1) Recruitment - poor investment in training and enrollment of health service providers
2) Distribution - unequal distribution between urban and rural areas and between the public and private sectors
3) Attrition - death from AIDS, resignation (often due to burn out), brain drain (to countries of the North and West), and retirement

What can be done in the short, medium and long term?

Short-term Solutions
Several countries, including Malawi, have created "emergency plans" to deal with personnel shortages. (Malawi's health leaders were at first rebuffed by the Global Fund when they applied for funding to support a human-resources initiative, but they were able to persuade its leaders that the sector was near collapse and required an emergency response.)

Medium/Long-term Solutions
This week, the WHO launched the 10-year Treat, Train and Retain plan. (See here for details.) And the EU is stepping up with a greater financial commitment to developing countries, but more importantly has recognized that it needs to better manage its own vast health-care system to stop the flow of skilled personnel out of Africa and Asia to the EU. The UK already has a code in place about the ethical recruitment of health-care workers and the EU is considering adopting something similar.

A Global Solution:
The final speaker, lawyer and activist Mark Heywood with South Africa's Treatment Action Campaign, spoke in broader terms, laying much of the blame and the need for solutions on the developed world.
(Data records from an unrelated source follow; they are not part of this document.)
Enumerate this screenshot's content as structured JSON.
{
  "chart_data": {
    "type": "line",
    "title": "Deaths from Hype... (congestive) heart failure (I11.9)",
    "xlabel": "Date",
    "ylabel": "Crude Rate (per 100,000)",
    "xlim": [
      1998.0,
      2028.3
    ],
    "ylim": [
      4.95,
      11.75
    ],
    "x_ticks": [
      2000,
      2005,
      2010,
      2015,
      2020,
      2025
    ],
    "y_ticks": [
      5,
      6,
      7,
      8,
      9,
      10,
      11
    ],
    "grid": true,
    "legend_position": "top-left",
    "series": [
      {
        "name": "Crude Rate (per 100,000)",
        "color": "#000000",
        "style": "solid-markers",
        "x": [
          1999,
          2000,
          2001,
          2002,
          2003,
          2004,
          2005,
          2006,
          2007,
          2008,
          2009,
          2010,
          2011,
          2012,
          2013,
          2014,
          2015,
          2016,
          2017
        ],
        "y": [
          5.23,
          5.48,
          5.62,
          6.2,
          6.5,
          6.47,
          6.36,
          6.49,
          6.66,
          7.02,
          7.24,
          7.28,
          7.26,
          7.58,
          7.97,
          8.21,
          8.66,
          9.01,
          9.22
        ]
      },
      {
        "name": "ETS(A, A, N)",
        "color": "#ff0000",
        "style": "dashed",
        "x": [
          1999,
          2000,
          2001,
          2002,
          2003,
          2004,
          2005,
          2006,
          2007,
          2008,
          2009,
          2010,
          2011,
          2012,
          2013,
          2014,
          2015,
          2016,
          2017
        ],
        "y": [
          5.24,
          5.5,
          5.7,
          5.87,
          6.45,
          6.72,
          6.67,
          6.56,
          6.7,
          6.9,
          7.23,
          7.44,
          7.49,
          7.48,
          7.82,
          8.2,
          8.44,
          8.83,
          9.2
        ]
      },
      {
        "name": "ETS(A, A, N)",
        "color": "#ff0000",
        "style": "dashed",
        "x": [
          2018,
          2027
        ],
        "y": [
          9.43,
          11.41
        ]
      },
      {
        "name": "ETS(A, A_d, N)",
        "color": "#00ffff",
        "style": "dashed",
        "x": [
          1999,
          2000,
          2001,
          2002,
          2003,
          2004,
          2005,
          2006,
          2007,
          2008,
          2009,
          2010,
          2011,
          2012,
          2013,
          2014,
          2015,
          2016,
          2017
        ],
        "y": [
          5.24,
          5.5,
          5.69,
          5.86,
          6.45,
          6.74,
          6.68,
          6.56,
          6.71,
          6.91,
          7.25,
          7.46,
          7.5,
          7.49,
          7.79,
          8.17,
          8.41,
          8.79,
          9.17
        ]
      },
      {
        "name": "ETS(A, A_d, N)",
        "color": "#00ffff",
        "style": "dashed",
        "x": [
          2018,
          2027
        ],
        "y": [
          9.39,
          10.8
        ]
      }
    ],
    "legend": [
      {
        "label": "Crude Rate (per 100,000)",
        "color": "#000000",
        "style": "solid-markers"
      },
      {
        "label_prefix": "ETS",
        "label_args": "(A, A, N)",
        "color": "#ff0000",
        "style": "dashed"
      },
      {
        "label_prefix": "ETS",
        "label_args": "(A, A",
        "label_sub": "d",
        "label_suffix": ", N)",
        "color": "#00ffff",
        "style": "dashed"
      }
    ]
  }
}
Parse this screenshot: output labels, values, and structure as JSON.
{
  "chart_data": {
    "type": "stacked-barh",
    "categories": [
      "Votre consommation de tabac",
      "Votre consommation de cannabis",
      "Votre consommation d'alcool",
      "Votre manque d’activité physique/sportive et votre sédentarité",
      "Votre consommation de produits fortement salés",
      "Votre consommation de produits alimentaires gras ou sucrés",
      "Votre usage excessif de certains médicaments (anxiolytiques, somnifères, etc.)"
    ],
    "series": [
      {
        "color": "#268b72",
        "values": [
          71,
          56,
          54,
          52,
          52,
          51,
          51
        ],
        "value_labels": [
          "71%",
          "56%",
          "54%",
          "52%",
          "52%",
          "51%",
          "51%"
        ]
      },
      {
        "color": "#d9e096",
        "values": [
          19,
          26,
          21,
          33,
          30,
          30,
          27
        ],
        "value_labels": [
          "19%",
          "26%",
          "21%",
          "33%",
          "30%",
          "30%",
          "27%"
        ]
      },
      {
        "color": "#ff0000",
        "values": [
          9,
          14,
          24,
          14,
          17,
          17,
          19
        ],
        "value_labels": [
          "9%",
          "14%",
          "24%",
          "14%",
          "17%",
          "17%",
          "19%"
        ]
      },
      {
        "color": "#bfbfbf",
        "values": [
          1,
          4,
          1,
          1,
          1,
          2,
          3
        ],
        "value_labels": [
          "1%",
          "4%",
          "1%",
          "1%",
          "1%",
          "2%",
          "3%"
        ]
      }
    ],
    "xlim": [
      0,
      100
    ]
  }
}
"I believe that the HR crisis is not just a global crisis but a globalized crisis. What I mean by that is if you pull the string in one part of the world, it unravels in other parts of the world. Canada steals health-care workers from South Africa, which steals from other African countries, which steal from the private sector, which steals from rural areas. Therefore we need a globalized effort to remedy this, not stop-gap procedures."
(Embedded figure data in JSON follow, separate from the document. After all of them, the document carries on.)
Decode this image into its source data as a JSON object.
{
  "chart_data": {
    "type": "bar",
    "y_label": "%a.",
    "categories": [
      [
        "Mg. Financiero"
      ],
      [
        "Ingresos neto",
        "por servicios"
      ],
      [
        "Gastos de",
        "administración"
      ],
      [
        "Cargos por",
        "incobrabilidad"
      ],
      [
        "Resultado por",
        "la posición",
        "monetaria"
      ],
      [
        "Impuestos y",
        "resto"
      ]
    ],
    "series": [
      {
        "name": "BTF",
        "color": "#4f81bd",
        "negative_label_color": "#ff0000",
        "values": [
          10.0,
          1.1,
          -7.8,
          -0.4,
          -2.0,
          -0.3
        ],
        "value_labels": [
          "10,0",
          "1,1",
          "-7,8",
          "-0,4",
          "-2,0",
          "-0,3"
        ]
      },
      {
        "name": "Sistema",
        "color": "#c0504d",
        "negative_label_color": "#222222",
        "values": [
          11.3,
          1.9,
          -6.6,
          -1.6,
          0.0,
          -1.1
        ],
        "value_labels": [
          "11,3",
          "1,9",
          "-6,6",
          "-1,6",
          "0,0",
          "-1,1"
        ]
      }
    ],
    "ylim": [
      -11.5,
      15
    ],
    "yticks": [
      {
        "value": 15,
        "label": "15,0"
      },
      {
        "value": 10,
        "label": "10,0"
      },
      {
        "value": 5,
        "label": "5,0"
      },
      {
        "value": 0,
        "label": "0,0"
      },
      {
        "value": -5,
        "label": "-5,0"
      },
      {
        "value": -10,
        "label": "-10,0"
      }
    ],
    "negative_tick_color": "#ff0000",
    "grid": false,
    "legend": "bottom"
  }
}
In terms of solutions, Heywood called for a redefinition of roles within the health-care sector to offset HR constraints: "The WHO should recommend that the large informal health sector that exists in most of these countries are brought into the formal structure of the health care industry."

He also proposed an international agreement on recruitment of health-care workers that binds countries in conduct.
"Voluntary agreements will not work," he asserted. "Already the British agreement is being circumvented. We have to look at something more binding."

Finally, he labeled the HR crisis a human rights issue: "The highest attainable standard of health needs to be quantified and it needs to be a moral and legal driver."

Despite the panelists differing rhetoric, one thing was clear: They all agreed that if the global community succeeds in addressing the human resource crisis, it will not only serve people living with HIV/AIDS but the entire public health, setting these nations on a stronger development track.